Now, to create a tiling of a $1 \times (n-1)$ board with black and white squares and our four colored dominoes, first create a tiling of the board with black and white squares only, as described above.  Then replace one or more of the WB pairs that represents a transition from white spaces to black spaces with a colored domino.  Any resulting tiling can be easily mapped back to a tiling with black and white squares only by replacing each colored domino with a WB pair.  For example, the tiling RRRRWWWWBW (with RR representing a red domino) maps back to WBWBWWWWBW.
If there are $k$ WB transitions in a tiling, then there are $\binom{n}{2k+1}$ ways to choose the required $2k+1$ grooves from $n$, and $5^k$ choices for what to do with each WB pair (either keep the WB pair or replace it with one of four colored dominoes).  Multiplying together and summing over all values of $k$ gives Answer 2.
Conclusion:
Our two answers produce $$\sum_{k \geq 0} \binom{n}{2k+1} 5^k = 2^{n-1} F_n.$$
Since the Fibonacci numbers are all integers, $\sum_{k \geq 0} \binom{n}{2k+1} 5^k$ is divisible by $2^{n-1}$.
(This argument is a modified and simplified version of a combinatorial proof of a similar identity in Proofs That Really Count, p. 130.)
A: This proof may not qualify as elementary, as it uses some algebraic number theory.

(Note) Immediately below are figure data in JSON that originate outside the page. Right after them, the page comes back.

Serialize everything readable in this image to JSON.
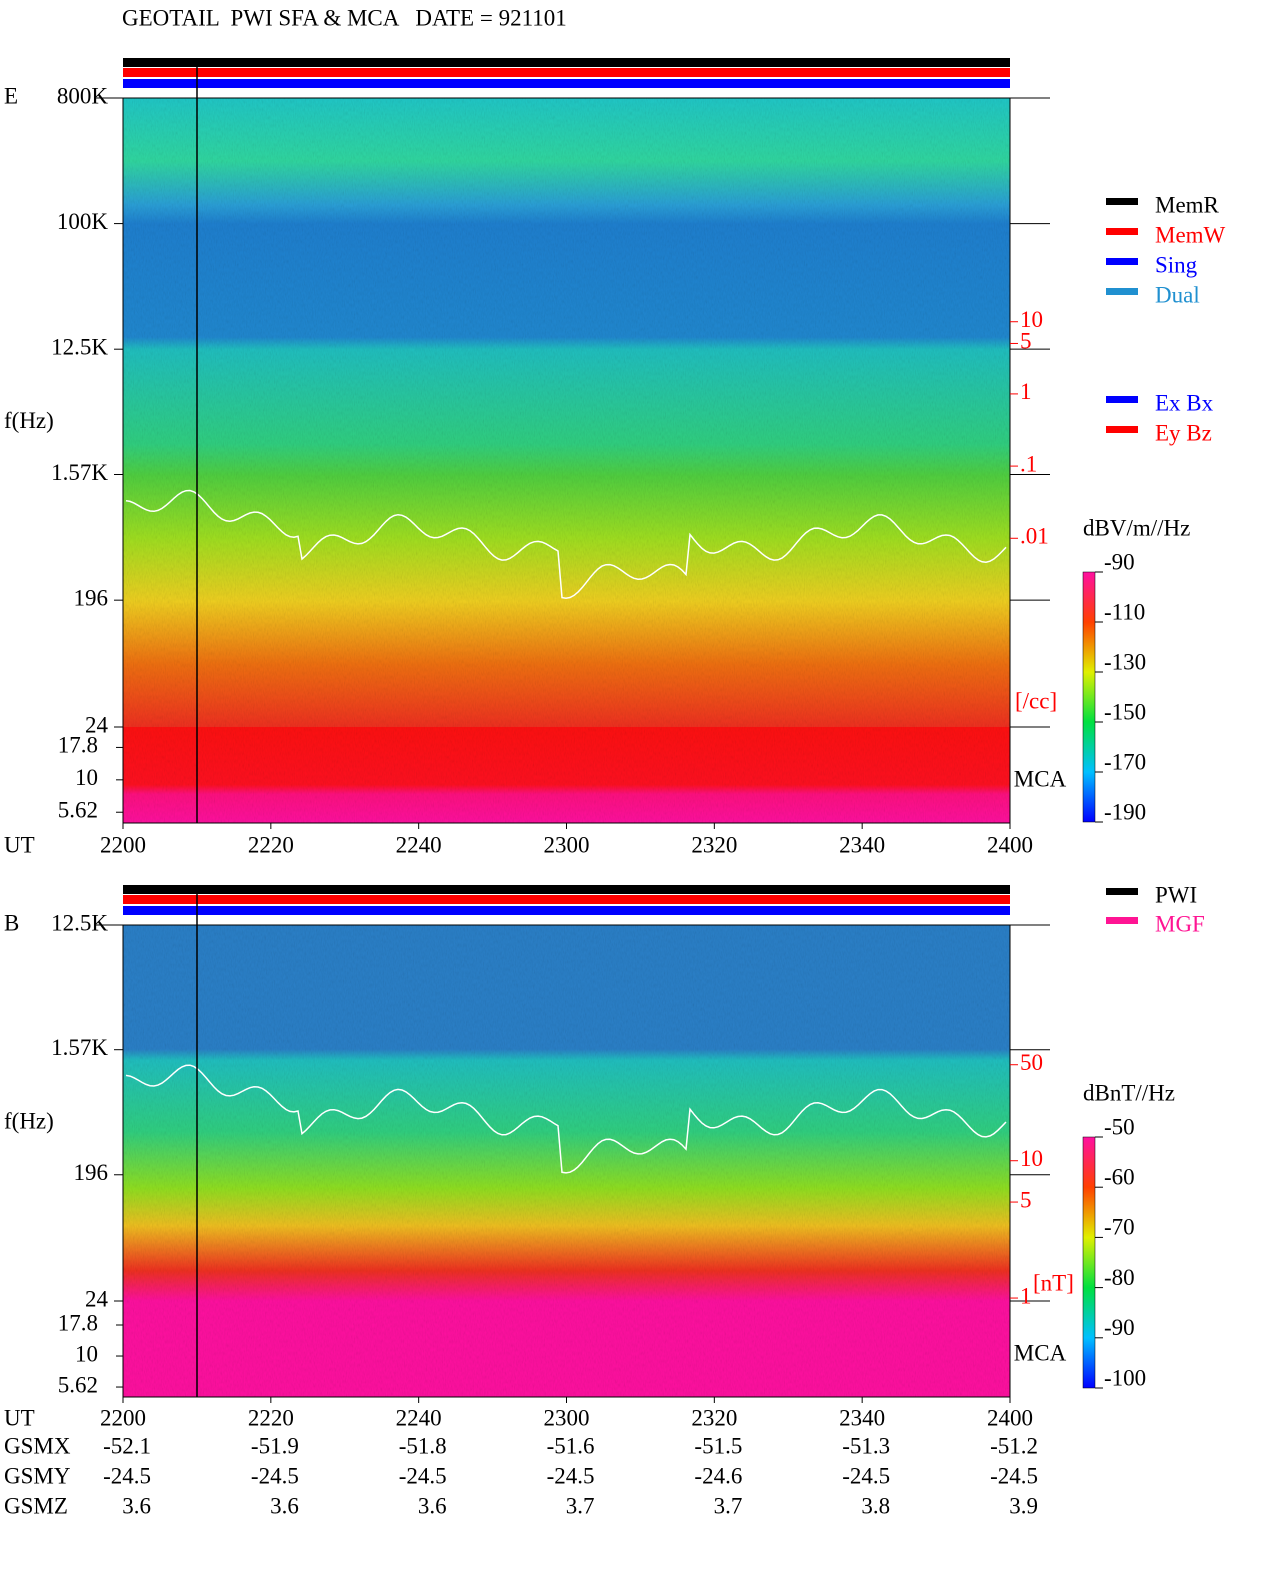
{
  "title": "GEOTAIL  PWI SFA & MCA   DATE = 921101",
  "chart_data": [
    {
      "type": "spectrogram",
      "panel_label": "E",
      "y_label": "f(Hz)",
      "x_label": "UT",
      "x": [
        "2200",
        "2220",
        "2240",
        "2300",
        "2320",
        "2340",
        "2400"
      ],
      "log_y": true,
      "ylim": [
        24,
        800000
      ],
      "yticks": [
        {
          "value": 800000,
          "label": "800K"
        },
        {
          "value": 100000,
          "label": "100K"
        },
        {
          "value": 12500,
          "label": "12.5K"
        },
        {
          "value": 1570,
          "label": "1.57K"
        },
        196,
        24
      ],
      "mca_label": "MCA",
      "mca_ylim": [
        4.64,
        25.6
      ],
      "mca_yticks": [
        17.8,
        10,
        5.62
      ],
      "y3lim": [
        0.005,
        20
      ],
      "y3ticks": [
        10,
        5,
        1,
        {
          "value": 0.1,
          "label": ".1"
        },
        {
          "value": 0.01,
          "label": ".01"
        }
      ],
      "y3_label": "[/cc]",
      "y3_color": "#ff0000",
      "colorbar": {
        "label": "dBV/m//Hz",
        "lim": [
          -190,
          -90
        ],
        "ticks": [
          -90,
          -110,
          -130,
          -150,
          -170,
          -190
        ]
      },
      "legend": [
        [
          {
            "name": "MemR",
            "color": "#000000"
          },
          {
            "name": "MemW",
            "color": "#ff0000"
          },
          {
            "name": "Sing",
            "color": "#0000ff"
          },
          {
            "name": "Dual",
            "color": "#2090d0"
          }
        ],
        [
          {
            "name": "Ex Bx",
            "color": "#0000ff"
          },
          {
            "name": "Ey Bz",
            "color": "#ff0000"
          }
        ]
      ]
    },
    {
      "type": "spectrogram",
      "panel_label": "B",
      "y_label": "f(Hz)",
      "x_label": "UT",
      "x": [
        "2200",
        "2220",
        "2240",
        "2300",
        "2320",
        "2340",
        "2400"
      ],
      "log_y": true,
      "ylim": [
        24,
        12500
      ],
      "yticks": [
        {
          "value": 12500,
          "label": "12.5K"
        },
        {
          "value": 1570,
          "label": "1.57K"
        },
        196,
        24
      ],
      "mca_label": "MCA",
      "mca_ylim": [
        4.67,
        27.8
      ],
      "mca_yticks": [
        17.8,
        10,
        5.62
      ],
      "y3lim": [
        0.89,
        64
      ],
      "y3ticks": [
        50,
        10,
        5,
        1
      ],
      "y3_label": "[nT]",
      "y3_color": "#ff0000",
      "colorbar": {
        "label": "dBnT//Hz",
        "lim": [
          -100,
          -50
        ],
        "ticks": [
          -50,
          -60,
          -70,
          -80,
          -90,
          -100
        ]
      },
      "legend": [
        [
          {
            "name": "PWI",
            "color": "#000000"
          },
          {
            "name": "MGF",
            "color": "#ff1493"
          }
        ]
      ],
      "orbit": [
        {
          "name": "GSMX",
          "values": [
            -52.1,
            -51.9,
            -51.8,
            -51.6,
            -51.5,
            -51.3,
            -51.2
          ]
        },
        {
          "name": "GSMY",
          "values": [
            -24.5,
            -24.5,
            -24.5,
            -24.5,
            -24.6,
            -24.5,
            -24.5
          ]
        },
        {
          "name": "GSMZ",
          "values": [
            3.6,
            3.6,
            3.6,
            3.7,
            3.7,
            3.8,
            3.9
          ]
        }
      ]
    }
  ]
}
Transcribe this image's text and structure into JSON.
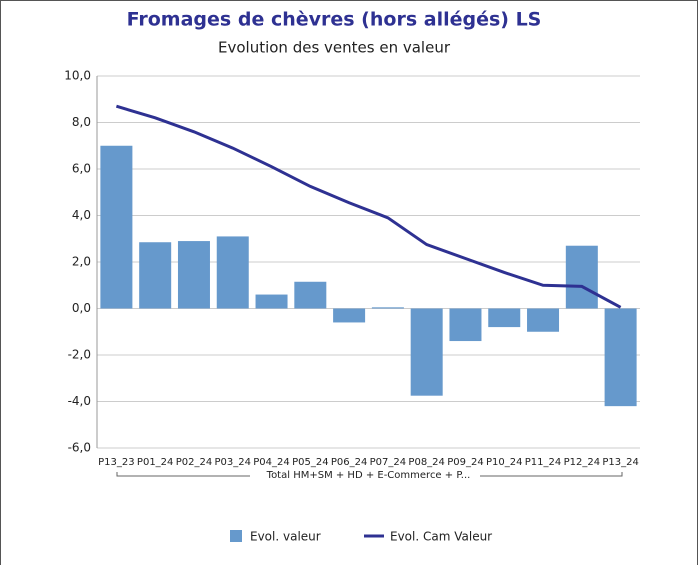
{
  "chart_data": {
    "type": "bar_line",
    "title": "Fromages de chèvres (hors allégés) LS",
    "subtitle": "Evolution des ventes en valeur",
    "group_label": "Total HM+SM + HD + E-Commerce + P...",
    "categories": [
      "P13_23",
      "P01_24",
      "P02_24",
      "P03_24",
      "P04_24",
      "P05_24",
      "P06_24",
      "P07_24",
      "P08_24",
      "P09_24",
      "P10_24",
      "P11_24",
      "P12_24",
      "P13_24"
    ],
    "series": [
      {
        "name": "Evol.  valeur",
        "type": "bar",
        "color": "#6699cc",
        "values": [
          7.0,
          2.85,
          2.9,
          3.1,
          0.6,
          1.15,
          -0.6,
          0.05,
          -3.75,
          -1.4,
          -0.8,
          -1.0,
          2.7,
          -4.2
        ]
      },
      {
        "name": "Evol. Cam Valeur",
        "type": "line",
        "color": "#2e3192",
        "values": [
          8.7,
          8.2,
          7.6,
          6.9,
          6.1,
          5.25,
          4.55,
          3.9,
          2.75,
          2.15,
          1.55,
          1.0,
          0.95,
          0.05
        ]
      }
    ],
    "ylim": [
      -6,
      10
    ],
    "yticks": [
      {
        "value": -6,
        "label": "-6,0"
      },
      {
        "value": -4,
        "label": "-4,0"
      },
      {
        "value": -2,
        "label": "-2,0"
      },
      {
        "value": 0,
        "label": "0,0"
      },
      {
        "value": 2,
        "label": "2,0"
      },
      {
        "value": 4,
        "label": "4,0"
      },
      {
        "value": 6,
        "label": "6,0"
      },
      {
        "value": 8,
        "label": "8,0"
      },
      {
        "value": 10,
        "label": "10,0"
      }
    ],
    "grid": true
  }
}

Let $R=\mathbb{Z}[(1+\sqrt{5})/2]$, the ring of integers of $\mathbb{Q}(\sqrt{5})$, and define $\alpha:=(1+\sqrt{5})/2$ and $\beta:=(1-\sqrt{5})/2\in R$. The binomial theorem implies
$$
\begin{align*}
S_n:=
{n\choose 1}+5{n\choose 3}+25{n\choose 5}\ldots&=\frac{(1+\sqrt{5})^n-(1-\sqrt{5})^n}{2\sqrt{5}}\\
&=2^{n-1}\frac{\alpha^n-\beta^{n}}{\sqrt{5}}.
\end{align*}
$$
Now $2$ and $\sqrt{5}$ are coprime, so $2^{n-1}$ must divide $S_n$ in $R$. But the only rational numbers in $R$ are integers, so $2^{n-1}$ divides $S_n$ as integers.
A: Note that $\binom{n-2}{j-1}+2\binom{n-2}{j}+\binom{n-2}{j+1}=\binom{n}{j+1}$.  Define
$$
g(n)=\sum_j \binom{n}{2j+1}\cdot5^j.
$$
Then
$$
\begin{aligned}
4g(n-2)+2g(n-1)&=4\sum_j\binom{n-2}{2j+1}\cdot5^j+2\sum_j\binom{n-1}{2j+1}\cdot5^j\\
&=(5-1)\sum_j\binom{n-2}{2j+1}\cdot5^j+2\sum_j\left[\binom{n-2}{2j}+\binom{n-2}{2j+1}\right]\cdot5^j\\
&=\sum_j\binom{n-2}{2j+1}\cdot5^{j+1}+2\sum_j\binom{n-2}{2j}\cdot5^j+\sum_j\binom{n-2}{2j+1}\cdot5^j\\
&=\sum_j\left[\binom{n-2}{2j-1}+2\binom{n-2}{2j}+\binom{n-2}{2j+1}\right]\cdot5^j\\
&=\sum_j\binom{n}{2j+1}\cdot5^j\\
&=g(n).
\end{aligned}
$$
So $g(n)=2g(n-1)+4g(n-2)=2\left[g(n-2)+2g(n-2)\right]$ with the initial conditions $g(1)=1$, $g(2)=2$.  The result follows by induction.
It would be satisfying to interpret this calculation combinatorially.  I'll think about this.